I had a ticket with my name on it on the 5:00 flight from Dallas to Chicago tonight. I was going to go up north to surprise Sister and Stephen – they graduate from Moody Bible Institute tomorrow. But it was not to be.
I had a lunch appointment with Laura W today (the absolute best part of my day, hands down) and as I was leaving the parking lot, Joey drove in.
My doctor had called him with the results of yesterday’s labs. They were, as my doc said “alarming”.
I am healthy as a horse. NEVER HAVE I HAD ALARMING TEST RESULTS. Never. My doctor’s office scheduled me an emergency ultrasound with a perinatologist (which is, for those of you who are lucky and will never have to see one, a high risk pregnancy doc) for early in the afternoon. Joey and I went home to sit on the couch…in shock.
Our afternoon got worse from there, as if that’s even possible.
I seem to have twins, only one isn’t where it belongs and that’s what’s causing the problem. There’s something wrong with the other baby, too, but they can’t really tell what just yet. The perinatologist took a super long time examining me, and even called in another doc to look at the monitor with him.
I couldn’t stop shaking.
“This is really, really rare,” the perinatologist said. So of course it would happen to me.
After that, they sent us back to my OBGYN’s office where yet the third doctor in one day examined me…my doctor is on vacation today and tomorrow. After her examination of the pictures, me, and putting in a phone call to my actual doctor, the fill in doc said, “would you like to have surgery tonight?”
TONIGHT?!
I just looked at the wall. “I can’t make those kinds of decisions anymore,” I said. “Joey, take over.”

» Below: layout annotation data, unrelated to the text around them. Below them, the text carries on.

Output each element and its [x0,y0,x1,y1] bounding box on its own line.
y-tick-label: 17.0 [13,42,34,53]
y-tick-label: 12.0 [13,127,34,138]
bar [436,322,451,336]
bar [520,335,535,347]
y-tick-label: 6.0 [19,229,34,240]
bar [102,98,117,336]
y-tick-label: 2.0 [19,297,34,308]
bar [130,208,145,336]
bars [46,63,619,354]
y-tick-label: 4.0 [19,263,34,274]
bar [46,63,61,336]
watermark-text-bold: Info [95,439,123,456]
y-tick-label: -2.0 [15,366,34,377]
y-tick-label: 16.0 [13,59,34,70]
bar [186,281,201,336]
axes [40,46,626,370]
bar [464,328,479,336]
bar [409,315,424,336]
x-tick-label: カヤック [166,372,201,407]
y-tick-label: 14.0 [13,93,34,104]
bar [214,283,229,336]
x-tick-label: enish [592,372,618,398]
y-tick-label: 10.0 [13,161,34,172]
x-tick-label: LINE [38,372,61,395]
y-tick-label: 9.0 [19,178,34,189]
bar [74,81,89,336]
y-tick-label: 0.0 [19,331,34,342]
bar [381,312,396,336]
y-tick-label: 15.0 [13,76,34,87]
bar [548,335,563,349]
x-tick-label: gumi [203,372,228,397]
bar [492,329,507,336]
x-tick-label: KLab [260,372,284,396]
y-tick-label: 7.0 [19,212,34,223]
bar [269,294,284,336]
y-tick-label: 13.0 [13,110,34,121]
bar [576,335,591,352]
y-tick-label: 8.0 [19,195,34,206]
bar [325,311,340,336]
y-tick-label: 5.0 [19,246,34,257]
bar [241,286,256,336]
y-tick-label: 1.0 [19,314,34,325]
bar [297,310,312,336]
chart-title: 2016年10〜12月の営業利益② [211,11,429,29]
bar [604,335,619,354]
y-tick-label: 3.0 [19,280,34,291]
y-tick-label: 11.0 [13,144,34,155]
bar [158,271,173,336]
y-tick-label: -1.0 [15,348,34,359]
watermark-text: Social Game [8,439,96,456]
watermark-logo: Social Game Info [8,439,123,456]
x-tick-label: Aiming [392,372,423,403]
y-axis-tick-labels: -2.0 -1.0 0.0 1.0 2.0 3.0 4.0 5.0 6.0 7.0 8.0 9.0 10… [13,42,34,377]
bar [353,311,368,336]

He did. And I remember very little of the rest of the conversation, but I’ve pieced it together since then. I’m currently stable, but the doctors weren’t willing to put me on an airplane because of what could happen to me (remember those “alarming” test results from before…)
Here’s what we know. I have to go have more bloodwork done tomorrow, just to see if the evil trend they noticed yesterday is continuing. Then, I’m having surgery on Sunday, as early as possible. We do not know what time. We do not know if it’s inpatient or outpatient, and we won’t know until they get in there with a camera to see the extent of the problem. Oh, and recovery time? We don’t know that either – 2 days to 2 weeks was what the doc said. That’s a heck of a window, don’t you agree?
We chose Sunday because it gives me time to go home, clean the house, make some meals and throw them in my freezer. With a “2 days to 2 weeks” guesstimate on recovery time, I just don’t know how to plan.
I’m not sure why I’m telling you all this. Maybe because I’m a blogger and after three years that’s how I roll. This is just something that hurts too much to keep stuffed inside my 5 foot frame. I’d explode. And oddly enough, I feel like you all are my friends, and I know that I don’t know half of you by name. But it’s also kind of cathartic for me to blaaaaaugh this out. It doesn’t make me feel better, but it reminds me that YES, this all did happen today. And YES, we’re going to be OK.
I think.
I’m not in any real pain yet…the only thing that hurts is my heart.
Jenna,
I am so sorry! David and I will be praying for you and Joey. I can’t imagine what you must be going through. Please let us know if there is anything we can do. I would love to bring you a meal while you are recovering. I will talk to Katy K. and try to set something up.
Katie
Ben and I have been praying for you and Joey. Praying for that peace that surpasses all understanding.
Sarah Berberich EIBC
I am so very sorry. I didn’t know you were going through all of this Jenna and Joey. I will hold you both close in prayers. Your strength is admirable Jenna.
Jenna!!
I’m really sorry. I’m glad you blaaaaaged this, though. I shall pray…and wait to hear/read updates.
Since I very first read about your situation, Jenna, I’ve been praying and it’s strange, but God has given me compassion for you right now that has brought tears…weep with those who weep, I guess. And well, words can’t always express…but I’m praying – and like a sister in Christ, I’m feeling the weight of your burden as I carry it with you to an Almighty Father Who knows and loves and understands…and best of all…Who plans our whole lives with such intricacy and grace, that nothing could separate us from His love. Seriously, I might sound like a Hallmark card right now…but I mean every word of it, friend! Love, hugs and prayer from Iowa…and some virtual corn, and a cow and some just some good old Iowa fun.
praying for you all! Love ya both!
Jenna! I just started reading these! I had no idea! I’m so sorry! No morphine drip will take the pain in your heart away! Only the grace of God and time. Hang in there girl. You’re strong!
Jenna, I was out of town and away from the internets for the past 5 days and totally missed all of this. I am SO sorry. I will be praying for you and Joey.